Right Hon. J. G. Gardiner (Minister of Agriculture):
Mr. Speaker, before motions are proceeded with, and in view of the discussion we had yesterday, I should like to make a suggestion to the house. I have before me a motion moved by the hon. member for Lake Centre (Mr. Diefenbaker) which was passed on March 12 and referred to yesterday. This reads as follows:
For a copy of all communications that passed between veterinary officials either provincial or federal and the federal Department of Agriculture, together with all records since the 17th day of November, 1951, relative to the cattle epidemic of vesicular stomatitis or foot-and-mouth disease in Saskatchewan, also all certificates or statements of analysis showing the results of the chemical examination of suspected specimens of either of said cattle diseases.
I should like to say to the house, through you, Mr. Speaker, that the first part of the motion, "for a copy of all communications that passed between veterinary officials either provincial or federal and the federal Department of Agriculture", cannot be acceded to because I have not been able to find any such documents on the record.
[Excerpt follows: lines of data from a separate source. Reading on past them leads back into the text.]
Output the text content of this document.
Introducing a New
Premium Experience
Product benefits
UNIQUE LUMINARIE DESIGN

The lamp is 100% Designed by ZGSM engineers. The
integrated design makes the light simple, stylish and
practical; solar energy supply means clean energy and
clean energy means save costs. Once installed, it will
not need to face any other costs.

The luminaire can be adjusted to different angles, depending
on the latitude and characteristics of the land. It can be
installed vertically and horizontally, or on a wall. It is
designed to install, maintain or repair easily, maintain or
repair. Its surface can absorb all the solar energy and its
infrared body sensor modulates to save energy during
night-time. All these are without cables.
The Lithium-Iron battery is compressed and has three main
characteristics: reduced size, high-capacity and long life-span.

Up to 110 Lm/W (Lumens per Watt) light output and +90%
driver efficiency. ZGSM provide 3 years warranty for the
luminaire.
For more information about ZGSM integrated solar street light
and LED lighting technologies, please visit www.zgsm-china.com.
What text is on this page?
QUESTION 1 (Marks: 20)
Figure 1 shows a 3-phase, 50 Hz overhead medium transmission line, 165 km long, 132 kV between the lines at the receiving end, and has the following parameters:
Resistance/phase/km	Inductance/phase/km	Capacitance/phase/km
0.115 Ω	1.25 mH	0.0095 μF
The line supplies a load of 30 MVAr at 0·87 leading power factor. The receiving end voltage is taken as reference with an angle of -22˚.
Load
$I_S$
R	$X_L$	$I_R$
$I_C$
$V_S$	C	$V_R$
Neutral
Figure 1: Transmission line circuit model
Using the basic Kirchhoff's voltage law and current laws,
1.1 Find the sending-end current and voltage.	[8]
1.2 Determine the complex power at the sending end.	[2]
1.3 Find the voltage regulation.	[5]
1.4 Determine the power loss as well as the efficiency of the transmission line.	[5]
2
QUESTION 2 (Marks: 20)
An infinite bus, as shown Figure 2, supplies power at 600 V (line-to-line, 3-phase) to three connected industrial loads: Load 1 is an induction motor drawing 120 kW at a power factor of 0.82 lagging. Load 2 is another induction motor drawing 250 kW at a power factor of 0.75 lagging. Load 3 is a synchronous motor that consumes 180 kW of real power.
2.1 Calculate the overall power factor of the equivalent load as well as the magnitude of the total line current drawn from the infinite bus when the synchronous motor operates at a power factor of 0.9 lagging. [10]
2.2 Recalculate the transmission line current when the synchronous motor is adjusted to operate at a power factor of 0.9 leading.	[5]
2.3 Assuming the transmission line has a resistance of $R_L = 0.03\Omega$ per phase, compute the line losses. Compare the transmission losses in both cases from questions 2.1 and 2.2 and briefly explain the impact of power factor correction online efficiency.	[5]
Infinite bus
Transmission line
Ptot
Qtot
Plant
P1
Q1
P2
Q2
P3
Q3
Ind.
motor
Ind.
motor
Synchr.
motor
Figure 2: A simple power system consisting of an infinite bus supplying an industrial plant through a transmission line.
Then the motion goes on:
. . . together with all records since the 17th day of November, 1951, relative to the cattle epidemic of vesicular stomatitis or foot-and-mouth disease in Saskatchewan . . .
There is some doubt in my mind as to whether there is very much in the way of records in connection with this matter. There are on the files of the department, either here or at Regina, but mostly here, communications between the officials of the department. That is to say, one official would say to another, "we are doing so and so," and suggest to him 55704-107
what he should do. I submit that that kind of record has always been considered to be privileged, provided that the minister desires it should be privileged. This has been the general practice, and I think one can easily understand why it should be so. I am not going to refer to Beauchesne or Bourinot in connection with the matter, further than to say it is indicated in many places that unless that were the general rule it would be difficult to carry on government as a government should be carried on. I quite agree with that.
That has been the general practice. As a matter of fact, shortly after I came into this house no less a parliamentarian than the late Lord Bennett gave me a lecture on it which I have never forgotten. I think it has been generally admitted that kind of thing is privileged.
I realize that this is a rather unusual situation in that everybody has been more or less stirred up over the fighting of foot-and-mouth disease and is naturally interested in it. If the house agrees, I am quite prepared to table what is looked upon as privileged- that is, to table all the communications which are on the file. There is nothing in any of them that the government need be concerned about making available. They are the usual communications that pass back and forth between officials when they are administering anything in any department. I am quite prepared to table them all, but I should like to suggest to the house that it might approve a motion which I should like to move without notice. I know that the rules of the house require that I give two days' notice.